企業側の制度設計や人事方針にも、差別が生まれやすい要素が潜んでいます。
- 合理的配慮=業務制限と誤解されている
- マルチタスクや万能性を求める評価軸
- 制度があっても、現場での理解や運用が追いついていない
前向きな取り組み事例
一方で、障害者のキャリア形成を支える先進的な取り組みも始まっています。
- 昇進評価の多様化:成果だけでなく、チームへの貢献や工夫、課題解決力などを評価に反映。
- 障害者向けリーダー育成プログラム:段階的にリーダー業務を経験し、管理職への準備ができる仕組み。

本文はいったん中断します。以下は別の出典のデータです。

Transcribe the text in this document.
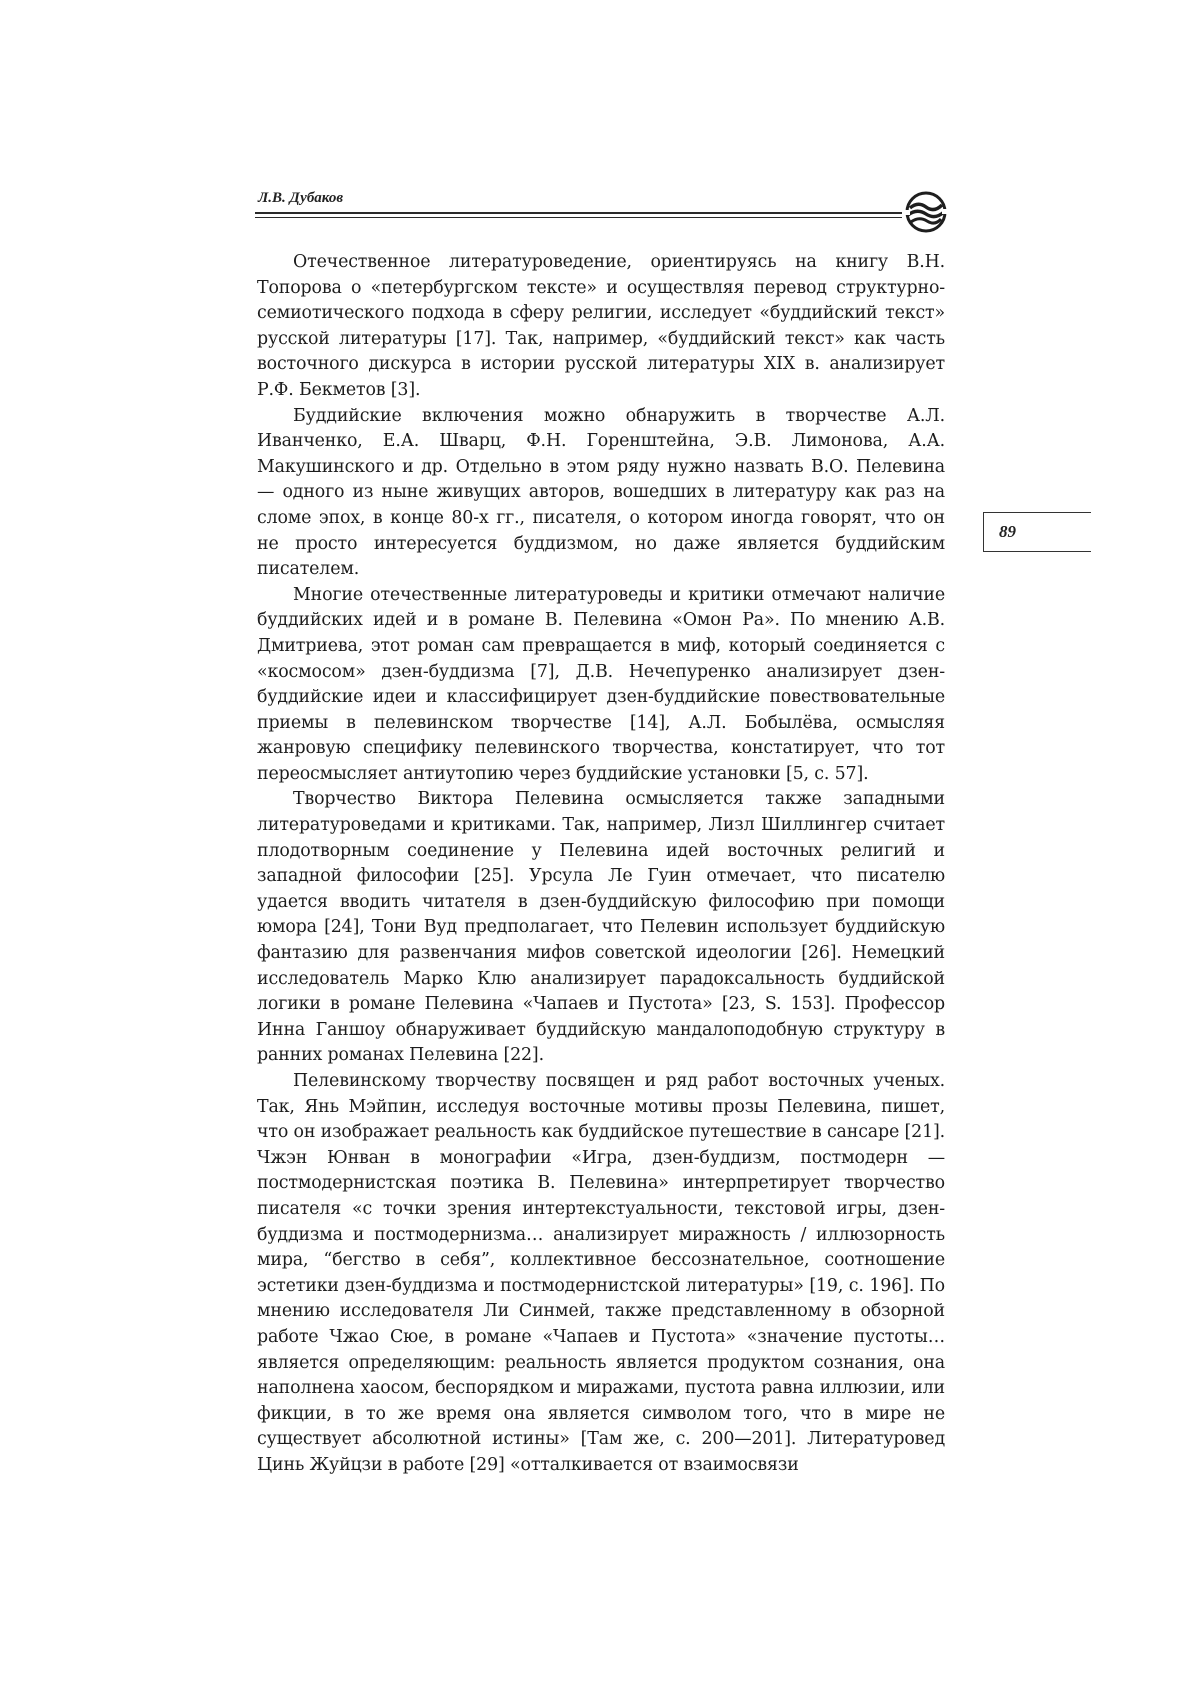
Л.В. Дубаков
89

Отечественное литературоведение, ориентируясь на книгу В.Н. Топорова о «петербургском тексте» и осуществляя перевод структурно-семиотического подхода в сферу религии, исследует «буддийский текст» русской литературы [17]. Так, например, «буддийский текст» как часть восточного дискурса в истории русской литературы XIX в. анализирует Р.Ф. Бекметов [3].

Буддийские включения можно обнаружить в творчестве А.Л. Иванченко, Е.А. Шварц, Ф.Н. Горенштейна, Э.В. Лимонова, А.А. Макушинского и др. Отдельно в этом ряду нужно назвать В.О. Пелевина — одного из ныне живущих авторов, вошедших в литературу как раз на сломе эпох, в конце 80-х гг., писателя, о котором иногда говорят, что он не просто интересуется буддизмом, но даже является буддийским писателем.

Многие отечественные литературоведы и критики отмечают наличие буддийских идей и в романе В. Пелевина «Омон Ра». По мнению А.В. Дмитриева, этот роман сам превращается в миф, который соединяется с «космосом» дзен-буддизма [7], Д.В. Нечепуренко анализирует дзен-буддийские идеи и классифицирует дзен-буддийские повествовательные приемы в пелевинском творчестве [14], А.Л. Бобылёва, осмысляя жанровую специфику пелевинского творчества, констатирует, что тот переосмысляет антиутопию через буддийские установки [5, с. 57].

Творчество Виктора Пелевина осмысляется также западными литературоведами и критиками. Так, например, Лизл Шиллингер считает плодотворным соединение у Пелевина идей восточных религий и западной философии [25]. Урсула Ле Гуин отмечает, что писателю удается вводить читателя в дзен-буддийскую философию при помощи юмора [24], Тони Вуд предполагает, что Пелевин использует буддийскую фантазию для развенчания мифов советской идеологии [26]. Немецкий исследователь Марко Клю анализирует парадоксальность буддийской логики в романе Пелевина «Чапаев и Пустота» [23, S. 153]. Профессор Инна Ганшоу обнаруживает буддийскую мандалоподобную структуру в ранних романах Пелевина [22].

Пелевинскому творчеству посвящен и ряд работ восточных ученых. Так, Янь Мэйпин, исследуя восточные мотивы прозы Пелевина, пишет, что он изображает реальность как буддийское путешествие в сансаре [21]. Чжэн Юнван в монографии «Игра, дзен-буддизм, постмодерн — постмодернистская поэтика В. Пелевина» интерпретирует творчество писателя «с точки зрения интертекстуальности, текстовой игры, дзен-буддизма и постмодернизма… анализирует миражность / иллюзорность мира, “бегство в себя”, коллективное бессознательное, соотношение эстетики дзен-буддизма и постмодернистской литературы» [19, с. 196]. По мнению исследователя Ли Синмей, также представленному в обзорной работе Чжао Сюе, в романе «Чапаев и Пустота» «значение пустоты… является определяющим: реальность является продуктом сознания, она наполнена хаосом, беспорядком и миражами, пустота равна иллюзии, или фикции, в то же время она является символом того, что в мире не существует абсолютной истины» [Там же, с. 200—201]. Литературовед Цинь Жуйцзи в работе [29] «отталкивается от взаимосвязи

- メンター制度の導入:障害への理解がある先輩が継続的にサポートし、不安や悩みを相談できる環境を整備。
これから企業に求められること
- 公正な評価制度の導入:一律ではなく、障害特性や努力、成果を多角的に見ることが重要です。
- 定期的なキャリア面談の実施:本人の希望や意欲を正しくくみ取る仕組みをつくる。
- 無意識バイアスに対する教育:管理職や人事担当者向けの研修で意識改革を促す。
- 外部機関との連携強化:NPOやコンサルタントなど、専門家の力を借りて制度の見直しや整備を進める。
おわりに
障害者の雇用が広がる今、次なる課題は「どのように活かすか」。採用だけで終わるのではなく、キャリア形成の道筋も整えていく必要があります。
「障害があるから配慮が必要」といった一面的な視点ではなく、「その人の力をどう伸ばし、どう活かすか」という視点で職場を見直すことが大切です。 障害の有無にかかわらず、すべての社員が公平に挑戦できる環境。それこそが、真の多様性を活かす職場づくりへの第一歩です。